Paris Bennett, the amazingly poised seventeen year old singer with the tiny speaking voice and the huge singing voice, got the ax on “American Idol” last night. It was no surprise; though many believe that a decade from now she will be the only one of this year’s “Idol” contestants with a professional singing career, she was too obviously a work-in-progress. Youth is not always served, especially when those text-messaging votes are older than you are.

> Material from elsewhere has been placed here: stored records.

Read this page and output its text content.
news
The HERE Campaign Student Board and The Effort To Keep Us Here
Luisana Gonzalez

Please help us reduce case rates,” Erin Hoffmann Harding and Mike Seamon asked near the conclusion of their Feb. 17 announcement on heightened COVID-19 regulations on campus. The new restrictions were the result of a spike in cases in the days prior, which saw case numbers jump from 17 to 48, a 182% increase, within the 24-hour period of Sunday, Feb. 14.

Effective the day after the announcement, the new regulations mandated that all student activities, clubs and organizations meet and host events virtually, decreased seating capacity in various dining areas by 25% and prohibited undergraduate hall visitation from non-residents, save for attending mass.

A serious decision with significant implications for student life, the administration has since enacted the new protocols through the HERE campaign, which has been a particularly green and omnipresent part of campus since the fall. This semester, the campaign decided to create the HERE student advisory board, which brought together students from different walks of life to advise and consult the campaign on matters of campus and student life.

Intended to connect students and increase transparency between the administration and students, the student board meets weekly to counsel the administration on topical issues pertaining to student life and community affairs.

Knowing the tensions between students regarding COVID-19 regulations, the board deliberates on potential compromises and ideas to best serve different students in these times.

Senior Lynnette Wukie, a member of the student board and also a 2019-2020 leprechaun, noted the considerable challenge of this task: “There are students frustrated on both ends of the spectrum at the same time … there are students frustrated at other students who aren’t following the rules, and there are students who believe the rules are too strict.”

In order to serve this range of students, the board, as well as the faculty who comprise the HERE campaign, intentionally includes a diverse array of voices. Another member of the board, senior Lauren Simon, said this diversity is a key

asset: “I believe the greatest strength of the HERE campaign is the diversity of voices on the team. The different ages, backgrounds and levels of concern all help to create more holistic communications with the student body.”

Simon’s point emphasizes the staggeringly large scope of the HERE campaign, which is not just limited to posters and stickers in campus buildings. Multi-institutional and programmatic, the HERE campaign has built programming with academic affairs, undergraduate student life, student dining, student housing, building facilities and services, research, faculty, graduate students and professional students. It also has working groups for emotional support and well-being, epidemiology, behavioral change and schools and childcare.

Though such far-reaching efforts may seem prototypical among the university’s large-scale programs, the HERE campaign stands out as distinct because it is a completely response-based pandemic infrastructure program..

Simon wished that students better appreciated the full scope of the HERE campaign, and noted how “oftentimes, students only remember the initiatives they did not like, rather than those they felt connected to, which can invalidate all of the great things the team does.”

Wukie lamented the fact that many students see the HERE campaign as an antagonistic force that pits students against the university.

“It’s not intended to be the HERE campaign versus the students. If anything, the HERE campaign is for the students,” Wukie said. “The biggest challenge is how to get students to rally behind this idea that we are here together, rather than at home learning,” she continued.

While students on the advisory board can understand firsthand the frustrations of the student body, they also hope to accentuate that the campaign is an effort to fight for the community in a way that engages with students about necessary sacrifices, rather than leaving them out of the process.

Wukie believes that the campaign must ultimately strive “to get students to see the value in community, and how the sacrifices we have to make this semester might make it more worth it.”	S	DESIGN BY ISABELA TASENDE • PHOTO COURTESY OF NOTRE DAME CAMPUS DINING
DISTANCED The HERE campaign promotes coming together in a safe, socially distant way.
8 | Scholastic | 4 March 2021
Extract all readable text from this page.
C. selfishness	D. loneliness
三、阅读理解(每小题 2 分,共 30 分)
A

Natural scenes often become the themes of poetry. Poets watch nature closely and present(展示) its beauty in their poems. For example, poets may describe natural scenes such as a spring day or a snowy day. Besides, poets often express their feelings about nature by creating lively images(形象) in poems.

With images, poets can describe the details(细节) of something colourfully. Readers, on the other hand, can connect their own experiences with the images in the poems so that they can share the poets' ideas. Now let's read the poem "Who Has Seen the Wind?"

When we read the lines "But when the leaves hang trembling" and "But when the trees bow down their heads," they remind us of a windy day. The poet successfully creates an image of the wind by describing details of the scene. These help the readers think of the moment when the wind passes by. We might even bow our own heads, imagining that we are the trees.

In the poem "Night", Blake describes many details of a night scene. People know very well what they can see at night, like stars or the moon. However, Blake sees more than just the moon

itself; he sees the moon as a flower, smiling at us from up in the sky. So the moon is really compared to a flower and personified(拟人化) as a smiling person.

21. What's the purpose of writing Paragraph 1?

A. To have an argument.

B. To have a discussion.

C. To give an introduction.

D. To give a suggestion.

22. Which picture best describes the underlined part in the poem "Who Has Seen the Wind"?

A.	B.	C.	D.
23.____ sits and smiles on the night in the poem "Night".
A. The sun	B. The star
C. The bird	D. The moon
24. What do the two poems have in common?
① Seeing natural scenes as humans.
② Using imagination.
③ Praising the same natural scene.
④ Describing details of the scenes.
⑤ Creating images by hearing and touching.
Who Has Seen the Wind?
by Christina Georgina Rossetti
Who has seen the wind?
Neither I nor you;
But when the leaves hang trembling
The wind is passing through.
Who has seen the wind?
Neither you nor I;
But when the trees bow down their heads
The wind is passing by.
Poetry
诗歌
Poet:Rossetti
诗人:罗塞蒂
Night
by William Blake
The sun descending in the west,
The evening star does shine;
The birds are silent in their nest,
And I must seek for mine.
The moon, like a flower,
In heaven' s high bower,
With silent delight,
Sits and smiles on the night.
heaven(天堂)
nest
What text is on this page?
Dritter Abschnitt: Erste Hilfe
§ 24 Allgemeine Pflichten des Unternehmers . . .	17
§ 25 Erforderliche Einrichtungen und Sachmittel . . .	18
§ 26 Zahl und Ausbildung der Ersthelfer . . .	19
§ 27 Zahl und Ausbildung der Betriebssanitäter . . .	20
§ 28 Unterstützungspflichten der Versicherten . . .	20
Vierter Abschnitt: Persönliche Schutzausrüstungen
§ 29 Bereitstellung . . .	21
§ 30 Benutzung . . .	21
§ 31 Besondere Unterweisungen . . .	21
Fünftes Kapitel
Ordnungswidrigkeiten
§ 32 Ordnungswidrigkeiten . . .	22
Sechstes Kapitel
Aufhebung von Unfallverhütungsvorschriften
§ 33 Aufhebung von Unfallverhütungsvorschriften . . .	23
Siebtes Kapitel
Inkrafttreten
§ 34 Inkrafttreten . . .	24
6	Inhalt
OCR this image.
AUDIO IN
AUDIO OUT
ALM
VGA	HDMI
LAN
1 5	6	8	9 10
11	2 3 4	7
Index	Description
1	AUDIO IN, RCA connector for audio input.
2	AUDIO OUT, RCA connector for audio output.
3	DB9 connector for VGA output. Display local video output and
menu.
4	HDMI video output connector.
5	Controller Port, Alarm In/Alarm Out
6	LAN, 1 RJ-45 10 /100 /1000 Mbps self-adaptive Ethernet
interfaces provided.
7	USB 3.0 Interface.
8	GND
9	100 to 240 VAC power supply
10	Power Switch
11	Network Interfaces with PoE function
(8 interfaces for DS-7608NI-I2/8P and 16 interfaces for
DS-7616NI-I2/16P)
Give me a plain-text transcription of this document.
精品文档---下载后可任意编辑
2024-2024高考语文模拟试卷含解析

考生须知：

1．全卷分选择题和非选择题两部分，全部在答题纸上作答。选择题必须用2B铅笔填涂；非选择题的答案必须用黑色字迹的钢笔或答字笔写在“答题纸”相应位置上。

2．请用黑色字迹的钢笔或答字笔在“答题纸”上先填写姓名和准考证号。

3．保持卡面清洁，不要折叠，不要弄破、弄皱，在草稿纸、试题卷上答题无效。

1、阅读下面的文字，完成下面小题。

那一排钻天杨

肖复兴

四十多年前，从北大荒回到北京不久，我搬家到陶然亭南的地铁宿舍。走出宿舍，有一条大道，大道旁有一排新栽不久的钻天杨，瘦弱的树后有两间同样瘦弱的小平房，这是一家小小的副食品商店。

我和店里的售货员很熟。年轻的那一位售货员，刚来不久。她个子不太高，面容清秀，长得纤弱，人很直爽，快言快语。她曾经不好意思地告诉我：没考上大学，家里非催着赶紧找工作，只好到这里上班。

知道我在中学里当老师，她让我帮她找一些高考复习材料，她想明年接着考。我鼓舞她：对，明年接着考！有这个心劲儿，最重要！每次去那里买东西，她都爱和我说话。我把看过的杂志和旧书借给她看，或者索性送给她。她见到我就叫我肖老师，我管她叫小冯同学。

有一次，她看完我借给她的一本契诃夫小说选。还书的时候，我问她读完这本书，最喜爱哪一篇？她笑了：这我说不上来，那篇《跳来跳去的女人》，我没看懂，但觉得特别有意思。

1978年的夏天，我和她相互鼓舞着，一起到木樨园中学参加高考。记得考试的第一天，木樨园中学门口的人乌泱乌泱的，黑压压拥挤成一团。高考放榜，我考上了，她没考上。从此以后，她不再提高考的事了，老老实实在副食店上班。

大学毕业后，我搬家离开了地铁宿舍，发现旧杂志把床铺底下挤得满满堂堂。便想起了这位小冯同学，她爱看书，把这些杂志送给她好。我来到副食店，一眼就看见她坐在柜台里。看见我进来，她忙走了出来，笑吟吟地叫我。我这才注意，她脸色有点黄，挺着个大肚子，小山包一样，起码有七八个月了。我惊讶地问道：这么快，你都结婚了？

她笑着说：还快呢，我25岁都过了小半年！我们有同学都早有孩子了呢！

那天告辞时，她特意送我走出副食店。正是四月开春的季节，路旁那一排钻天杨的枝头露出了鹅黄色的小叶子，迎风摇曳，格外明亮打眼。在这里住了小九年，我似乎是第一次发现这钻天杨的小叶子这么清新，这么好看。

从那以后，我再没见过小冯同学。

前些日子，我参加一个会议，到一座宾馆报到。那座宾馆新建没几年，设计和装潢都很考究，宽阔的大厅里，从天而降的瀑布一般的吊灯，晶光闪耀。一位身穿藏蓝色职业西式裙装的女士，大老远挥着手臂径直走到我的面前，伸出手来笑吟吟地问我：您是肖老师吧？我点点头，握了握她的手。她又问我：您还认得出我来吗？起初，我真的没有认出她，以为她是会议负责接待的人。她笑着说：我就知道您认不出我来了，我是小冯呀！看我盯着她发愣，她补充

What was more impressive than Paris’s talent, however, was her grace. When Simon Cowell would criticize her singing, she always said, “Thank you!” “I appreciate all comments,” she told M.C. Ryan Seacrest. And when she was told that she had been eliminated from the program, Paris smiled, hugged her competitors, and then belted out one last song without any hint of self-pity or despair.
It is a temptation to minimize her good spirits, for she is unusually gifted and will probably have many more opportunities to follow her dreams. But this is a teenager who has been on a long, stressful quest for stardom on the most watched show in America, and her elimination could not have been more public. The network jackals who run reality TV would have loved to see an emotional meltdown, or pitiful tears, or some other extreme reaction that would have been “great television.” Paris Bennett, however, seemed to be governed by the definition of character, virtue, courage and manners put to verse long ago by Rudyard Kipling. They don’t read Kipling in schools very much anymore; it’s even possible that Paris Bennett has never read “If.” But she knows the poem by heart nonetheless
Well, Kipling’s Edwardian era final six words, “you’ll be a Man, my son!” hardly apply to Paris Bennett. The preceding lines define, not “a Man,” but a true star, someone who can guide the rest of us in times of turmoil, disappointment and failure to keep a firm hold on the human values that are really important, and to remember that the richness in life lies not in winning, but in living hard, well, and generously. That is Paris Bennett, not an American Idol, alas, but an Ethics Hero who should inspire us all.